Museum Geelvinck works together with the Pianola Museum (Amsterdam) and Huis Midwoud (Midwoud) under the name Geelvinck Music Museums. As an initiating partner, Museum Geelvinck’s function is that of a facilitating primus inter pares. In turn, Museum Geelvinck is looking for connections with significant knowledge centers, such as the Rijksmuseum Amsterdam, Amsterdam Museum and the Early Music Organization, as well as universities and research centers in the Netherlands and abroad, such as the University of Leiden, Orpheus Institute and Greifenberger Institut. We also strive for cooperation with educational institutions. In the first place with the Conservatorium of Amsterdam, but also with other conservatories and music schools at home and abroad. In addition, we work together with vocational schools for piano technicians and conservators, restoration workshops and training courses in the field of museums and heritage. By creating apprenticeships and internships, we provide the opportunity to gain practical experience. We also make instruments available to students and beginning professional musicians. Children’s concerts are a recurring element in the programming every year. We also loan playable instruments to other museums and also for concerts (including at the Royal Concertgebouw), master classes and the like.

The digital recording of performances (audio and video) and the making available of these recordings, both via the internet, radio and other media, is a significant part of the public opening up of the collections. In addition, the aim is to make the collections accessible via the internet (including MIMO). The collections are physically accessible in the Geelvinck Music Museums and in the conservatories, museums, castles and country estates that collaborate with us through public presentation (exhibition and performances). The audience reach is increased by means of audio and video recordings for CD releases, social media, streaming and radio or television broadcasts. Museum Geelvinck also manages a (physical) music library and an archive.

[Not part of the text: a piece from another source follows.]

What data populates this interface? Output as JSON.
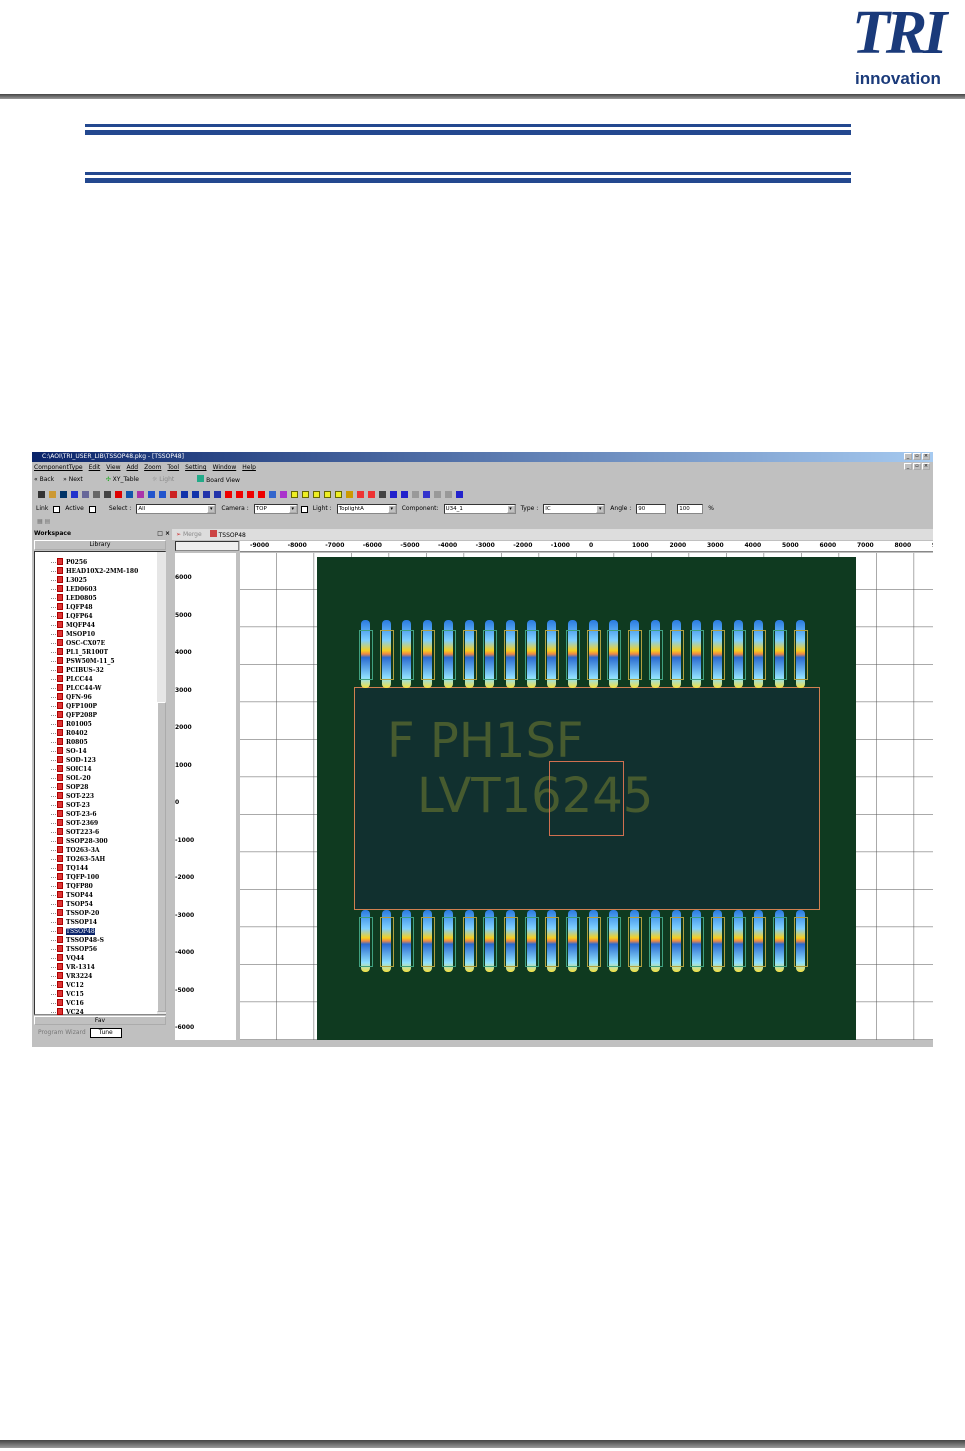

The activities of the museum are not limited to historical musical instruments. The museum continues to focus on themes that started in the past, such as research into the Geelvinck, Hinlopen and related families in relation to the Geelvinck Hinlopen House and its history, including, but not limited to, the trading, colonial and slavery past, related houses , country estates and other possessions, their role in patriotism, etc. As a result of previous exhibitions, the museum also develops projects on themes such as Dutch porcelain, chine-de-commande coats of arms, historic gardens and orchards, water-related heritage, the social and social role of women in the 18th and 19th centuries, etc. An example is a project supported by our museum with museums in Odisha (India) regarding the former VOC settlement there. As a result of our exhibition ‘1813: The Netherlands liberated by the Russians’ (2013-2014), we are actively involved in a project in the municipalities of Heerde and Olst-Wijhe, in which, in collaboration with the local museums / historical associations, attention is paid to these period in a bilateral cooperation with Bashkortostan, an autonomous republic within the Russian Federation (conference and schools project).

For an overview of recent activities and financial reporting, we refer to the annual reports of the foundation.